Em alguns casos, a frustração pode evoluir para uma depressão pós-parto ou até mesmo a negligência e maus tratos da mãe contra o filho, em uma espécie de rejeição. No Brasil, isso não é tão raro quanto parece: 55% das grávidas do país, dizem não terem desejado a maternidade na época da concepção, de acordo com uma pesquisa.

Por uma representação mais honesta da maternidade 

Por isso, um movimento recente e espontâneo vem sendo levado à frente para provocar a troca de experiências e a ampliação da consciência sobre o que é a maternidade real. Ele se expressa na literatura brasileira por meio de obras como Eu não nasci mãe, de Lua Barros, Dar à luz na sombra, de Ana Gabriela Braga e Bruna Angotti, e Feminismo materno, de Nathalia Fernandes.

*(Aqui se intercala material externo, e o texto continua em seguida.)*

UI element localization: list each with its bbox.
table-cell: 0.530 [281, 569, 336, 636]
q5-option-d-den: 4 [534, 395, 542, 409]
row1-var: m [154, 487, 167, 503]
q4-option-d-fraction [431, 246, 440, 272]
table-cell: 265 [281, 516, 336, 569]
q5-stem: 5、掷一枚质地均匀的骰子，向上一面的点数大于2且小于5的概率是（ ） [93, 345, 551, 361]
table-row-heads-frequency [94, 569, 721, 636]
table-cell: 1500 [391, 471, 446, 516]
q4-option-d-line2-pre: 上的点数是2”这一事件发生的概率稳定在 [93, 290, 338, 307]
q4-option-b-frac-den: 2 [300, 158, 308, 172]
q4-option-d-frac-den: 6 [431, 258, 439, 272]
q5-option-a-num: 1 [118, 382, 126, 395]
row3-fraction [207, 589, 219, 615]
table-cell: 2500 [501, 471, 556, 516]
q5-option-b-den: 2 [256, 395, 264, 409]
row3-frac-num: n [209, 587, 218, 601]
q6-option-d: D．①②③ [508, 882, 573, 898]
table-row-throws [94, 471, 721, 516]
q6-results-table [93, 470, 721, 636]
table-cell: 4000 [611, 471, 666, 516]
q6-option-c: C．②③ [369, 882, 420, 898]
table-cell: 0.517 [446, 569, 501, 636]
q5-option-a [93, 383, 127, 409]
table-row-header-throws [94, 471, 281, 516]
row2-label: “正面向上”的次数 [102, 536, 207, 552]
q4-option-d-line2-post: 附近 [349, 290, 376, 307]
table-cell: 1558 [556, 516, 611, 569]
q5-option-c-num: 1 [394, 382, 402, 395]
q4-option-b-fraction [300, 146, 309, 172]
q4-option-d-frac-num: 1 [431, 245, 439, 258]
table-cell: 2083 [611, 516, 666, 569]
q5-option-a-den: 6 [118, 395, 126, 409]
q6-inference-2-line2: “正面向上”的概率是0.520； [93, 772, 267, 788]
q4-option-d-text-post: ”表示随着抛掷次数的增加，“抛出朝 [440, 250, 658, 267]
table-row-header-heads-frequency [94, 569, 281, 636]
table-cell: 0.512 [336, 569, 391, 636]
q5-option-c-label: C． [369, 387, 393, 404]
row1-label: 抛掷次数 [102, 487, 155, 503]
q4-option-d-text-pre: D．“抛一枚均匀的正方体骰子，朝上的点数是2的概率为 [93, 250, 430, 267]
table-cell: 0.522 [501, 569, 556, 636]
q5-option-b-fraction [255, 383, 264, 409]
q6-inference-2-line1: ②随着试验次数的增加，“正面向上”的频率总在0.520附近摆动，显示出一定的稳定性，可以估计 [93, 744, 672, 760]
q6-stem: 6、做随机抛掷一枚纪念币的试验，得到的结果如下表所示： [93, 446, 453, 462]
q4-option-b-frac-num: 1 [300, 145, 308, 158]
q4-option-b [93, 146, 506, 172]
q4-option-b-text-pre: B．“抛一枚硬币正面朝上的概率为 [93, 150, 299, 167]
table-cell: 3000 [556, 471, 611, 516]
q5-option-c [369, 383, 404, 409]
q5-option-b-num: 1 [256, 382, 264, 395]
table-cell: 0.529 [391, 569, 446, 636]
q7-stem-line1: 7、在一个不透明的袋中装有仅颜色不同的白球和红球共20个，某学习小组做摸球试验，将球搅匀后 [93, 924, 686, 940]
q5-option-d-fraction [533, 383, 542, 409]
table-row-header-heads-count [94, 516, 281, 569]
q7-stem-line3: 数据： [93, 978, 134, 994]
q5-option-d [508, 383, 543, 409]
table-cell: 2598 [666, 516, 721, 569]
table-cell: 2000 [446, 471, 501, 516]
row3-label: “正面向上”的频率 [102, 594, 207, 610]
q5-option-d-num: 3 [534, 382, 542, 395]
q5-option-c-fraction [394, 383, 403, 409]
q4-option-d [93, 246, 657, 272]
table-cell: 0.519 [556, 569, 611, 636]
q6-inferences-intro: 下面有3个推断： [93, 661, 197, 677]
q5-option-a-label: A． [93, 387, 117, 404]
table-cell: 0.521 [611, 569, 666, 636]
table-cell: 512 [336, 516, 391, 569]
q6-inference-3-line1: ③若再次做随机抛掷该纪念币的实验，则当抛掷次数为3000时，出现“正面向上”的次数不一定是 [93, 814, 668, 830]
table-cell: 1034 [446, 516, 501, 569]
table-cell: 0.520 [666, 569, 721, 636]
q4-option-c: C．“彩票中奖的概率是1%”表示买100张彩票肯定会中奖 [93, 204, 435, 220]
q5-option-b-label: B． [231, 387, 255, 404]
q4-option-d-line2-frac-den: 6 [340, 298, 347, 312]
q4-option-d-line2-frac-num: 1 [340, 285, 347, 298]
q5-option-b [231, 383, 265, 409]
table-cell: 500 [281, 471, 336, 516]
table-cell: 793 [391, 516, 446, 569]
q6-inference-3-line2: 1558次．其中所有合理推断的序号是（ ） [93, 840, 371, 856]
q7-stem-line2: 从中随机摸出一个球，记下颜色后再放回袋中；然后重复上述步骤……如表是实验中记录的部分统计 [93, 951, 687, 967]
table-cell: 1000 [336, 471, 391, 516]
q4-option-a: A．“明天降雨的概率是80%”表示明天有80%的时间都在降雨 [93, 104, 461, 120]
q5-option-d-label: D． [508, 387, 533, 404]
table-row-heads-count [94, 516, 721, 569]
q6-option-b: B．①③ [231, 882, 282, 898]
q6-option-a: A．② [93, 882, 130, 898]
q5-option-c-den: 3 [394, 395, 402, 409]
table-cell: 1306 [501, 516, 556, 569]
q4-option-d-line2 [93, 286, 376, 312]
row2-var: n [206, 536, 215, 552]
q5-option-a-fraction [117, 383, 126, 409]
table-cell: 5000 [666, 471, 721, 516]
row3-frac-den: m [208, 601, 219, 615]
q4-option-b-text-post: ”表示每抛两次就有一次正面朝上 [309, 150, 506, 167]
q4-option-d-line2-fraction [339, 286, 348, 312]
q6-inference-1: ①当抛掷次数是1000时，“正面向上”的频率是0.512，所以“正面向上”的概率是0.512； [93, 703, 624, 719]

Em tempos de isolamento, essa discussão se torna ainda mais necessária para a saúde delas, uma vez que as mães dormem menos do que os pais e cada criança adicional traz 50% a mais de chance da mulher ter um sono insuficiente, segundo estudo. Outro levantamento mostrou que 36,5% das mulheres já deixaram o trabalho para cuidar dos filhos e que 92% das mães em home office são responsáveis pelos filhos.

Dados e representações mais plurais do que é ser mãe precisam vir à tona não só para evitar os efeitos negativos das frustrações de expectativas, mas principalmente para fortalecer e preparar a mulher para os desafios que podem vir. Compreender a maternidade na sua forma mais realista significa estar ciente dos possíveis momentos amargos e doces e de que haverá dias e noites mais fáceis.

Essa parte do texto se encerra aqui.